Enhancing resiliency to drought in Marsabit County, Kenya
In the sub-locations of Kambinye and Kargi in Marsabit County, the 2011 drought adversely affected vulnerable communities living in Kenya’s Arid and Semi-arid lands,
resulting to loss of livestock and growing conflict between households over reduced quantities of grazing land, water and other natural resources.
As such, efforts to increase the capacity of pastoralist communities to cope with and adapt to a greater prevalence of drought due to climate change requires a holistic approach that addresses their need for information, capacity building and new livelihood opportunities.

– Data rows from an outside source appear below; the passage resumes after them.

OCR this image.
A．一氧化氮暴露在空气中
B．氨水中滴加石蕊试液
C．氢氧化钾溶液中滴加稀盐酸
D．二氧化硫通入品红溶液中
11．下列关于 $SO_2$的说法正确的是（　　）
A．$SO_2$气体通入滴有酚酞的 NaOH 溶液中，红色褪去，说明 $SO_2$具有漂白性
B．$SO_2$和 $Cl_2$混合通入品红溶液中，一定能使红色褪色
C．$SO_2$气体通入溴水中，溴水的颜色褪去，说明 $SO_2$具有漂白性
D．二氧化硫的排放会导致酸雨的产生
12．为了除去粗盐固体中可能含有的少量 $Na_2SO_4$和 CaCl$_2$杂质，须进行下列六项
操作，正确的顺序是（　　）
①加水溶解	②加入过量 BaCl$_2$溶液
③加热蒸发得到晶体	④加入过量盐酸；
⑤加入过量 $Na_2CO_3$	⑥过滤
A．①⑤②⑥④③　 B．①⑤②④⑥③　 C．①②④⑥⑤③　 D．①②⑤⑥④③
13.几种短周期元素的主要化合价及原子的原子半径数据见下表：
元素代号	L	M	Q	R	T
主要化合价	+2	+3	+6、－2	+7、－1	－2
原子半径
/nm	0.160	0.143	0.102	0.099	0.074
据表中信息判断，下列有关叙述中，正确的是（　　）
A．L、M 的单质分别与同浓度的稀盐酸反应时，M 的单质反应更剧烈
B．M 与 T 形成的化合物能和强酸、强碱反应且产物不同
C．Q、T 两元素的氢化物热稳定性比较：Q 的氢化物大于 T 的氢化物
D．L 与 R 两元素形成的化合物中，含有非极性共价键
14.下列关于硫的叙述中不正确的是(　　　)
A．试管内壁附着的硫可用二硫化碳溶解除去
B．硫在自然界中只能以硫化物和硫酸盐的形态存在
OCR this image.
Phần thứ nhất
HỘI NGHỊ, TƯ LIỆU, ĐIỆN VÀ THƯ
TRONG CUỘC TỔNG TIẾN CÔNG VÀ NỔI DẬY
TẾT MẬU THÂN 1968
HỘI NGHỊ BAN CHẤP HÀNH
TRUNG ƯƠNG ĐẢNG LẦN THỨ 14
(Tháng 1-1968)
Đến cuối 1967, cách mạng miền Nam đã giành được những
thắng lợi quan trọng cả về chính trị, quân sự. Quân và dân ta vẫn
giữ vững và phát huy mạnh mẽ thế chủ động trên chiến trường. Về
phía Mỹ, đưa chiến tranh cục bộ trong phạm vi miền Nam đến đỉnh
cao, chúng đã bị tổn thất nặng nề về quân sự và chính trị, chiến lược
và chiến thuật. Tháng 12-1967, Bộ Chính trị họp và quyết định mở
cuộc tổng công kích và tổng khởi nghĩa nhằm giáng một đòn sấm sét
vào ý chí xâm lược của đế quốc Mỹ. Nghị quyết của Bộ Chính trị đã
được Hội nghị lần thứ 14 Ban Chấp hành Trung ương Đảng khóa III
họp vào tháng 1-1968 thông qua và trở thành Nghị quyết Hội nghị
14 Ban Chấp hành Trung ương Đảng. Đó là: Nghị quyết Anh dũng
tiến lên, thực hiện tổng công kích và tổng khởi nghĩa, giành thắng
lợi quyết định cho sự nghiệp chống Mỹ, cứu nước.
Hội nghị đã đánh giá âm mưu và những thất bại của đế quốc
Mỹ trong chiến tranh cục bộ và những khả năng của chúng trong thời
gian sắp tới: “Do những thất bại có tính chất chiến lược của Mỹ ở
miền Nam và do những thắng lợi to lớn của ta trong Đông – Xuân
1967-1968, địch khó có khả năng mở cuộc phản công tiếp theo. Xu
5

To demonstrate actions that can be taken on the ground to increase resiliency to climate change, The USAID funded REGAL-IR project in partnership with the Kambinye Community and the Marsabit County Government, identified a friendly rain water harvesting technology and underground water tank as the most appropriate technology for this region in early 2015 for increased access to reliable water sources.
The underground tank which stores up to 147,000 liters of water is contributing to improved water access while promoting water conservation. The tank serves approximately 163 households whose women and children used to travel an average of 30 kilometres to collect water.
“It is a big relief for a pregnant woman like me”
1 year old Naribu Kholbokha who is expecting her second child. She is among a group of pastoralists who have relocated from Kargi sub location to Kambinye sub location with her livestock in pursuit of reliable water.
The project is driven by a Participatory Learning and Planning Action (PLPA) process through which the people of Kargi and Kambinye identified their priority concerns and desired responses and linked with technical support with the County Government and other stakeholders.
To ensure sustainability of the project, each household has contributed Kes. 1000 (US$ 10) towards the purchase of a water boozer. As a result, this community has confidence to cope with frequent droughts and better livelihood in the future.